Kremlin takes over sanctioned Russian-Venezuelan bank
The Russian government has decided to take over VTB Bank’s shares in Evrofinance Mosnarbank, which has come under sanctions for servicing payments by the Nicolas Maduro regime in Venezuela.
VTB’s share in the bank of 25% plus one share, which is held through VTB’s foreign offices and ITC Consultants, will most likely be transferred to the Federal Agency for State Property Management at no cost, VTB head Andrey Kostin announced on Thursday.
“The decision has been made, and it has been approved by Russian First Deputy Prime Minister Anton Siluanov,” the Russian news agency TASS cites Kostin as saying. The deal will be processed soon after it has been approved by the Federal Antimonopoly Service and the Bank of Russia.
Kostin noted that VTB had tried to sell its share in the bank on a commercial basis. There had been an agreement that the government would buy the shares and the bank would become state-owned, but this decision “was not implemented”.

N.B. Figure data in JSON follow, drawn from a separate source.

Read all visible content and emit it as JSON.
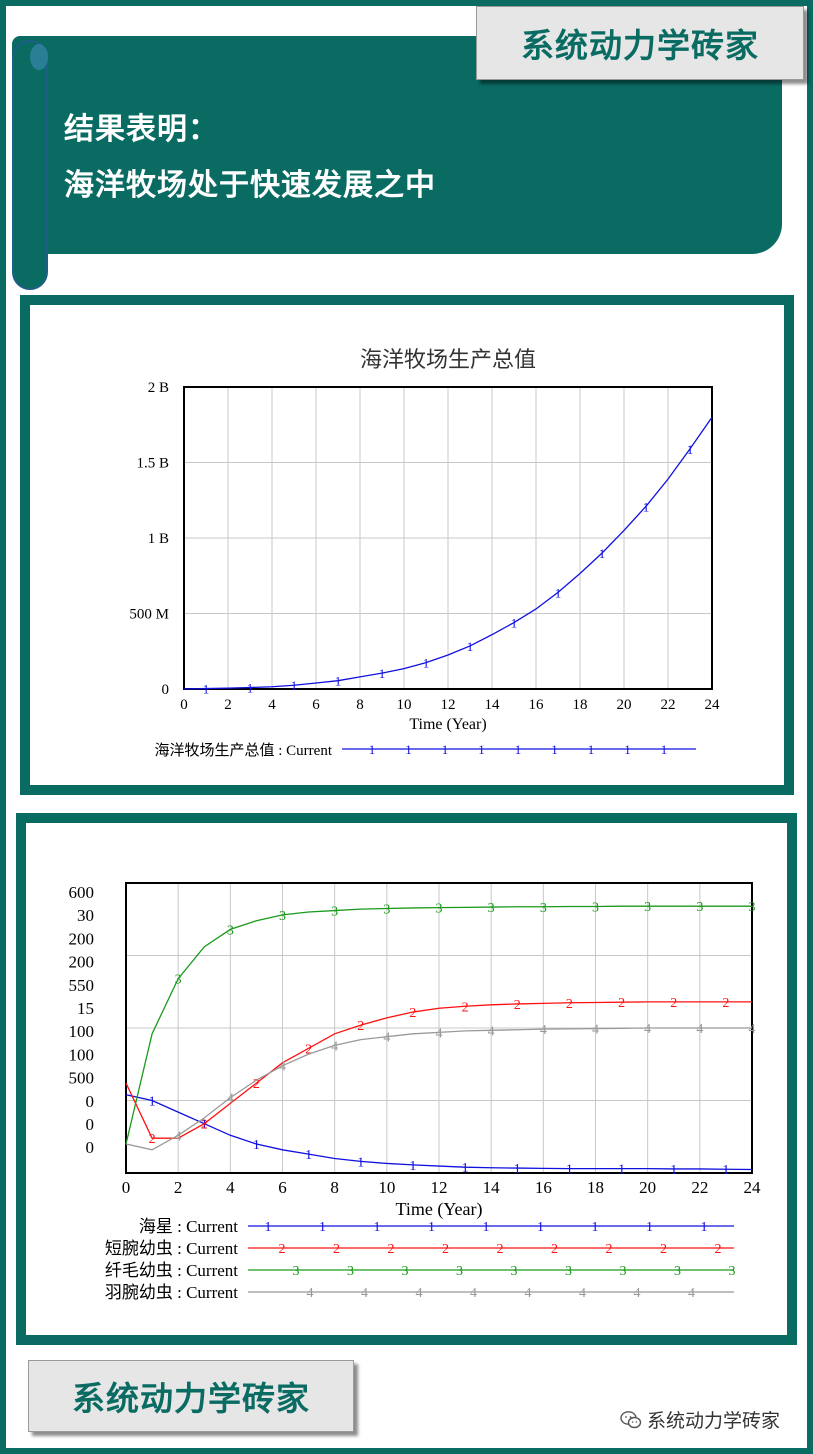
{
  "header": {
    "logo_text": "系统动力学砖家",
    "headline_line1": "结果表明：",
    "headline_line2": "海洋牧场处于快速发展之中"
  },
  "footer": {
    "logo_text": "系统动力学砖家",
    "wechat_text": "系统动力学砖家",
    "wechat_icon": "wechat-icon"
  },
  "colors": {
    "theme": "#0a6b63",
    "series_1": "#1010e0",
    "series_2": "#ff1010",
    "series_3": "#1a9a1a",
    "series_4": "#999999"
  },
  "chart_data": [
    {
      "type": "line",
      "title": "海洋牧场生产总值",
      "xlabel": "Time (Year)",
      "ylabel": "",
      "xlim": [
        0,
        24
      ],
      "ylim": [
        0,
        2000000000
      ],
      "x_ticks": [
        "0",
        "2",
        "4",
        "6",
        "8",
        "10",
        "12",
        "14",
        "16",
        "18",
        "20",
        "22",
        "24"
      ],
      "y_ticks": [
        "0",
        "500 M",
        "1 B",
        "1.5 B",
        "2 B"
      ],
      "grid": true,
      "legend_position": "bottom",
      "series": [
        {
          "name": "海洋牧场生产总值 : Current",
          "marker": "1",
          "color": "#1010e0",
          "x": [
            0,
            1,
            2,
            3,
            4,
            5,
            6,
            7,
            8,
            9,
            10,
            11,
            12,
            13,
            14,
            15,
            16,
            17,
            18,
            19,
            20,
            21,
            22,
            23,
            24
          ],
          "values": [
            0,
            3000000,
            6000000,
            10000000,
            15000000,
            25000000,
            40000000,
            55000000,
            80000000,
            105000000,
            135000000,
            175000000,
            225000000,
            285000000,
            360000000,
            440000000,
            530000000,
            640000000,
            765000000,
            900000000,
            1050000000,
            1210000000,
            1390000000,
            1590000000,
            1800000000
          ]
        }
      ]
    },
    {
      "type": "line",
      "title": "",
      "xlabel": "Time (Year)",
      "xlim": [
        0,
        24
      ],
      "x_ticks": [
        "0",
        "2",
        "4",
        "6",
        "8",
        "10",
        "12",
        "14",
        "16",
        "18",
        "20",
        "22",
        "24"
      ],
      "y_axis_labels": [
        "600",
        "30",
        "200",
        "200",
        "550",
        "15",
        "100",
        "100",
        "500",
        "0",
        "0",
        "0"
      ],
      "grid": true,
      "legend_position": "bottom",
      "series": [
        {
          "name": "海星 : Current",
          "marker": "1",
          "color": "#1010e0",
          "x": [
            0,
            1,
            2,
            3,
            4,
            5,
            6,
            7,
            8,
            9,
            10,
            11,
            12,
            13,
            14,
            15,
            16,
            17,
            18,
            19,
            20,
            21,
            22,
            23,
            24
          ],
          "values": [
            0.27,
            0.25,
            0.21,
            0.17,
            0.13,
            0.1,
            0.08,
            0.065,
            0.05,
            0.04,
            0.033,
            0.028,
            0.024,
            0.02,
            0.018,
            0.017,
            0.016,
            0.015,
            0.015,
            0.015,
            0.015,
            0.014,
            0.014,
            0.013,
            0.012
          ]
        },
        {
          "name": "短腕幼虫 : Current",
          "marker": "2",
          "color": "#ff1010",
          "x": [
            0,
            1,
            2,
            3,
            4,
            5,
            6,
            7,
            8,
            9,
            10,
            11,
            12,
            13,
            14,
            15,
            16,
            17,
            18,
            19,
            20,
            21,
            22,
            23,
            24
          ],
          "values": [
            0.31,
            0.12,
            0.12,
            0.17,
            0.24,
            0.31,
            0.38,
            0.43,
            0.48,
            0.51,
            0.535,
            0.555,
            0.568,
            0.575,
            0.58,
            0.583,
            0.585,
            0.587,
            0.588,
            0.589,
            0.59,
            0.59,
            0.59,
            0.59,
            0.59
          ]
        },
        {
          "name": "纤毛幼虫 : Current",
          "marker": "3",
          "color": "#1a9a1a",
          "x": [
            0,
            1,
            2,
            3,
            4,
            5,
            6,
            7,
            8,
            9,
            10,
            11,
            12,
            13,
            14,
            15,
            16,
            17,
            18,
            19,
            20,
            21,
            22,
            23,
            24
          ],
          "values": [
            0.1,
            0.48,
            0.67,
            0.78,
            0.84,
            0.87,
            0.89,
            0.9,
            0.905,
            0.91,
            0.912,
            0.914,
            0.915,
            0.916,
            0.917,
            0.918,
            0.918,
            0.919,
            0.919,
            0.92,
            0.92,
            0.92,
            0.92,
            0.92,
            0.92
          ]
        },
        {
          "name": "羽腕幼虫 : Current",
          "marker": "4",
          "color": "#999999",
          "x": [
            0,
            1,
            2,
            3,
            4,
            5,
            6,
            7,
            8,
            9,
            10,
            11,
            12,
            13,
            14,
            15,
            16,
            17,
            18,
            19,
            20,
            21,
            22,
            23,
            24
          ],
          "values": [
            0.1,
            0.08,
            0.13,
            0.19,
            0.26,
            0.32,
            0.37,
            0.41,
            0.44,
            0.46,
            0.47,
            0.48,
            0.485,
            0.49,
            0.492,
            0.494,
            0.496,
            0.497,
            0.498,
            0.499,
            0.5,
            0.5,
            0.5,
            0.5,
            0.5
          ]
        }
      ]
    }
  ]
}
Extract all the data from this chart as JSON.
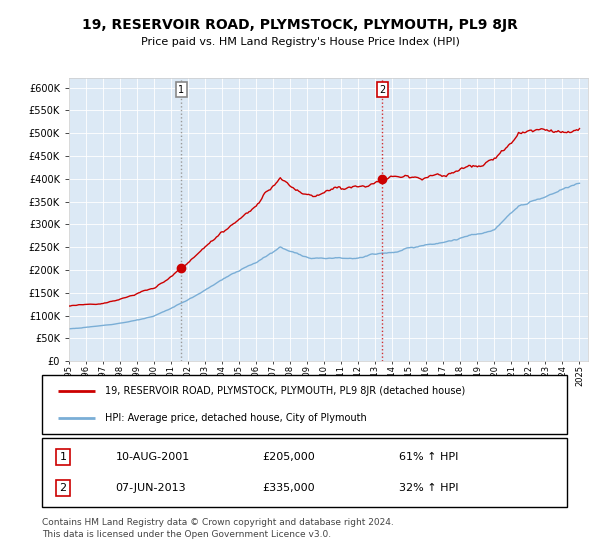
{
  "title": "19, RESERVOIR ROAD, PLYMSTOCK, PLYMOUTH, PL9 8JR",
  "subtitle": "Price paid vs. HM Land Registry's House Price Index (HPI)",
  "legend_line1": "19, RESERVOIR ROAD, PLYMSTOCK, PLYMOUTH, PL9 8JR (detached house)",
  "legend_line2": "HPI: Average price, detached house, City of Plymouth",
  "annotation1_date": "10-AUG-2001",
  "annotation1_price": "£205,000",
  "annotation1_hpi": "61% ↑ HPI",
  "annotation2_date": "07-JUN-2013",
  "annotation2_price": "£335,000",
  "annotation2_hpi": "32% ↑ HPI",
  "footer": "Contains HM Land Registry data © Crown copyright and database right 2024.\nThis data is licensed under the Open Government Licence v3.0.",
  "red_color": "#cc0000",
  "blue_color": "#7aaed6",
  "bg_color": "#dce9f5",
  "grid_color": "#ffffff",
  "border_color": "#aaaaaa"
}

Evrofinance Mosnarbank was recently cut off from international payments. Visa and Mastercard suspended the bank’s membership, which led to its cards being blocked internationally, even in Russia. The cards cannot be used even in the bank’s own ATMs, despite the fact that such a mechanism was meant to have been guaranteed since 2015 by the Bank of Russia’s national payment cards system.
According to the US Treasury Department, Evrofinance had become the primary bank through which emissions of the failed Venezuelan cryptocurrency “El Petro” were financed: anyone who bought the cryptocurrency was encouraged to transfer the money to the Venezuelan government’s accounts at the Russian bank.
Bloomberg reported that the Maduro government has been using the bank since October to pay its suppliers. Officials in Caracas reportedly urged local banks and companies to make their international transactions through Evrofinance.
The Central Bank of Venezuela advised local banks to open accounts with Evrofinance in order to participate in currency auctions where bolivars were exchanged for dollars, euros and yuans.
After the US imposed sanctions on the Venezuelan state-owned oil company PDVSA, Evrofinance Mosnarbank has been used to process the company’s payments to contractors abroad.